Stephen Sondheim, sebagai Komposer Hebat Seperti Dia Adalah Penulis Lirik

Pada awal 90-an, di beberapa upacara peringatan untuk teman-teman yang meninggal karena AIDS, saya memainkan “Good Thing Going,” sebuah lagu sedih tentang mengingat hubungan yang tidak sempurna tetapi dihargai. “Marry Me a Little,” dipotong dari produksi asli “Company” tetapi dicintai di kebangkitan kemudian sebagai pernyataan tekad dan keputusasaan protagonis, adalah bagian lain yang saya senang tampilkan; Saya masih menggunakan bagian piano gerak abadi yang menuntut sebagai latihan untuk menjaga agar teknik jari saya tetap lentur.
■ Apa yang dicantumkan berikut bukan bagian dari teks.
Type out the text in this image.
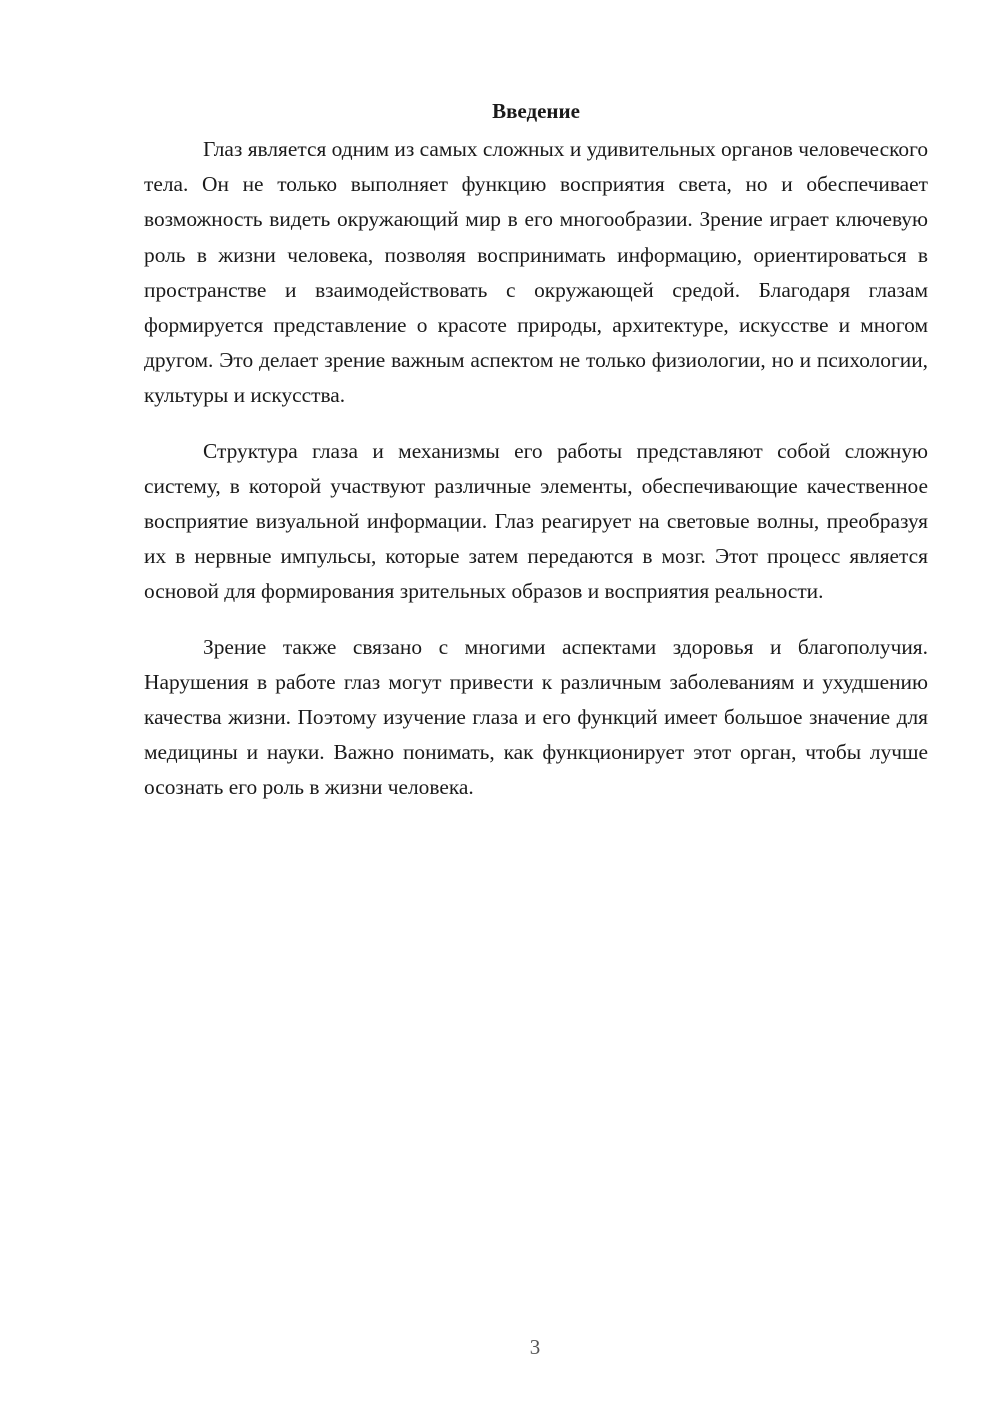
Введение

Глаз является одним из самых сложных и удивительных органов человеческого тела. Он не только выполняет функцию восприятия света, но и обеспечивает возможность видеть окружающий мир в его многообразии. Зрение играет ключевую роль в жизни человека, позволяя воспринимать информацию, ориентироваться в пространстве и взаимодействовать с окружающей средой. Благодаря глазам формируется представление о красоте природы, архитектуре, искусстве и многом другом. Это делает зрение важным аспектом не только физиологии, но и психологии, культуры и искусства.

Структура глаза и механизмы его работы представляют собой сложную систему, в которой участвуют различные элементы, обеспечивающие качественное восприятие визуальной информации. Глаз реагирует на световые волны, преобразуя их в нервные импульсы, которые затем передаются в мозг. Этот процесс является основой для формирования зрительных образов и восприятия реальности.

Зрение также связано с многими аспектами здоровья и благополучия. Нарушения в работе глаз могут привести к различным заболеваниям и ухудшению качества жизни. Поэтому изучение глаза и его функций имеет большое значение для медицины и науки. Важно понимать, как функционирует этот орган, чтобы лучше осознать его роль в жизни человека.

3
Pada tahun 2010, saya membuat video penghormatan ulang tahun ke-80 kepadanya untuk situs web Times, di mana, di antara kutipan lainnya, saya memainkan dan menganalisis akord yang menakjubkan di awal “Sunday in the Park with George.” Di sini, sang pahlawan, Georges Seurat, berbicara kepada penonton, menjelaskan elemen lukisan, bagaimana seniman harus membawa “keteraturan pada keseluruhan” melalui desain, komposisi, keseimbangan, cahaya — dan, akhirnya, harmoni. Setiap kata disertai, hampir diilustrasikan secara musik, oleh varian dari figur arpeggio lima nada yang secara luar biasa mewujudkan setiap konsep. Akord untuk cahaya begitu tajam dan terang sehingga Anda hampir ingin menyipitkan mata.
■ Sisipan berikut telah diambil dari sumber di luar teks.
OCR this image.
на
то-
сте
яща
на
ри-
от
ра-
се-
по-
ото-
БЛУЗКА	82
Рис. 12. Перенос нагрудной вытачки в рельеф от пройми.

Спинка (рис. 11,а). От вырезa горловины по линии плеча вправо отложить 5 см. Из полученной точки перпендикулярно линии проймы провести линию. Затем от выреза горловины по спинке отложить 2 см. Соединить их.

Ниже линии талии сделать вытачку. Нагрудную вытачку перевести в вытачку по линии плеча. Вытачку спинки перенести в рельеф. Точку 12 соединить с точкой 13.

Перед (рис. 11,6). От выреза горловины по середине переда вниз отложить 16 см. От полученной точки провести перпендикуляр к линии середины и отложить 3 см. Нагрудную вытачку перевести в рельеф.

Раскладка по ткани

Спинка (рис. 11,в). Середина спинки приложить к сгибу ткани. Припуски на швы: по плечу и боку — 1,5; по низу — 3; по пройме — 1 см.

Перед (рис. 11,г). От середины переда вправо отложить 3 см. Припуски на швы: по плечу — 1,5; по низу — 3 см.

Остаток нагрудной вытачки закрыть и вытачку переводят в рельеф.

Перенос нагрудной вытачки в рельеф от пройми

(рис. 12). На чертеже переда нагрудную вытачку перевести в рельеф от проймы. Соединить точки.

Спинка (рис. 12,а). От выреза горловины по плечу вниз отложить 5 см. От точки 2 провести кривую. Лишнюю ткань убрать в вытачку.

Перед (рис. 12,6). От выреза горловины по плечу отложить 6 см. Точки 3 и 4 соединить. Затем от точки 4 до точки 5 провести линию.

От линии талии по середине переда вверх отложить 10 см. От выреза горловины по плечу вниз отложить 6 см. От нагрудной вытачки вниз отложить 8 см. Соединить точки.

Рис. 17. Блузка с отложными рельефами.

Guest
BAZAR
Pada tahun 2016, saya mengajukan pertanyaan kepada Sondheim mengapa komposer ahli seperti itu jarang sekali menulis karya instrumental murni. Ya, dia adalah salah satu penulis lirik terbesar dalam sejarah teater musikal. Tapi bukankah dia tergoda untuk mengesampingkan kata-kata sesekali, dan hanya menulis, katakanlah, piano sonata?

Dia menjawab bahwa sebenarnya bukan kata-kata yang menghasilkan ide musiknya. “Saya mengekspresikan karakternya,” katanya. “Mari kita lihat apa yang terjadi padanya. Saya mengekspresikannya secara musikal.” Dia tak henti-hentinya terpesona oleh “puzzle musik”, tambahnya. Tetapi ketika dia hanya menyukai musik, “teka-teki itu mengambil alih.”
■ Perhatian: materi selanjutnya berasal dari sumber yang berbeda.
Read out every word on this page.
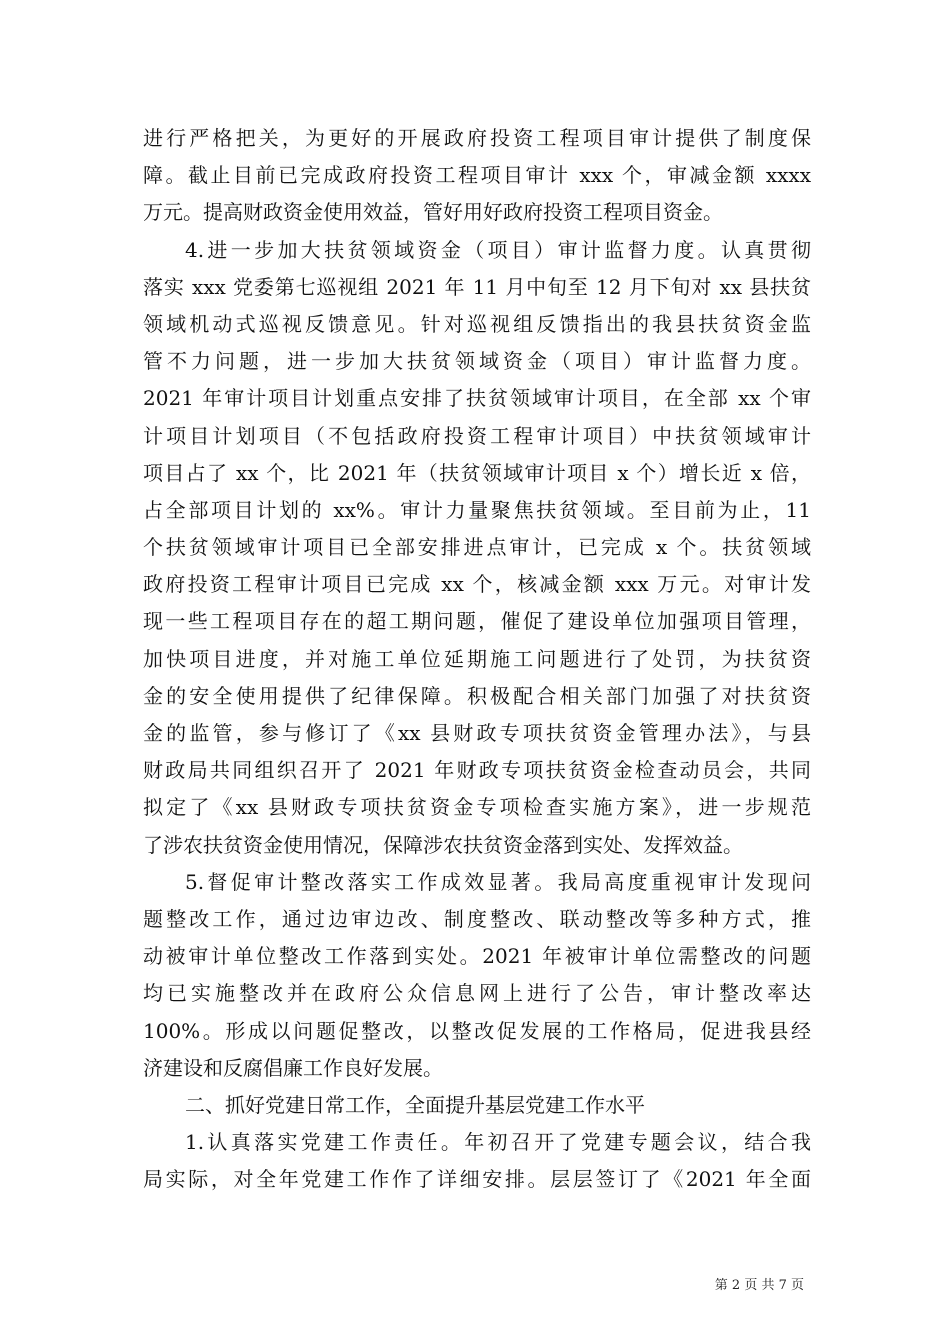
进行严格把关，为更好的开展政府投资工程项目审计提供了制度保
障。截止目前已完成政府投资工程项目审计 xxx 个，审减金额 xxxx
万元。提高财政资金使用效益，管好用好政府投资工程项目资金。
4.进一步加大扶贫领域资金（项目）审计监督力度。认真贯彻
落实 xxx 党委第七巡视组 2021 年 11 月中旬至 12 月下旬对 xx 县扶贫
领域机动式巡视反馈意见。针对巡视组反馈指出的我县扶贫资金监
管不力问题，进一步加大扶贫领域资金（项目）审计监督力度。
2021 年审计项目计划重点安排了扶贫领域审计项目，在全部 xx 个审
计项目计划项目（不包括政府投资工程审计项目）中扶贫领域审计
项目占了 xx 个，比 2021 年（扶贫领域审计项目 x 个）增长近 x 倍，
占全部项目计划的 xx%。审计力量聚焦扶贫领域。至目前为止，11
个扶贫领域审计项目已全部安排进点审计，已完成 x 个。扶贫领域
政府投资工程审计项目已完成 xx 个，核减金额 xxx 万元。对审计发
现一些工程项目存在的超工期问题，催促了建设单位加强项目管理，
加快项目进度，并对施工单位延期施工问题进行了处罚，为扶贫资
金的安全使用提供了纪律保障。积极配合相关部门加强了对扶贫资
金的监管，参与修订了《xx 县财政专项扶贫资金管理办法》，与县
财政局共同组织召开了 2021 年财政专项扶贫资金检查动员会，共同
拟定了《xx 县财政专项扶贫资金专项检查实施方案》，进一步规范
了涉农扶贫资金使用情况，保障涉农扶贫资金落到实处、发挥效益。
5.督促审计整改落实工作成效显著。我局高度重视审计发现问
题整改工作，通过边审边改、制度整改、联动整改等多种方式，推
动被审计单位整改工作落到实处。2021 年被审计单位需整改的问题
均已实施整改并在政府公众信息网上进行了公告，审计整改率达
100%。形成以问题促整改，以整改促发展的工作格局，促进我县经
济建设和反腐倡廉工作良好发展。
二、抓好党建日常工作，全面提升基层党建工作水平
1.认真落实党建工作责任。年初召开了党建专题会议，结合我
局实际，对全年党建工作作了详细安排。层层签订了《2021 年全面
第 2 页 共 7 页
Saya telah memikirkan sejak kematiannya tentang perjalanan ke Kebun Binatang Bronx yang saya dan suami saya lakukan pada musim semi 2019 bersama Sondheim dan suaminya, Jeff Romley. Mereka adalah pecinta hewan yang bersemangat, dan sepupu saya Kathleen LaMattina bekerja dan tinggal di sana bersama suaminya, Jim Breheny, direktur kebun binatang. Di sebuah ruangan khusus, para tamu terhormat ini dapat memelihara sloth dan penguin, dan bahkan mendekati seekor cheetah, di bawah kendali tenang seorang anggota staf. Saya punya foto Sondheim memberi makan cabang pohon berdaun ke jerapah.

Saya melihat saat saya menulis ini pada skor piano-vokal untuk “Sweeney Todd” Sondheim menandatangani untuk saya pertama kali dia datang untuk makan malam, pada tahun 1997.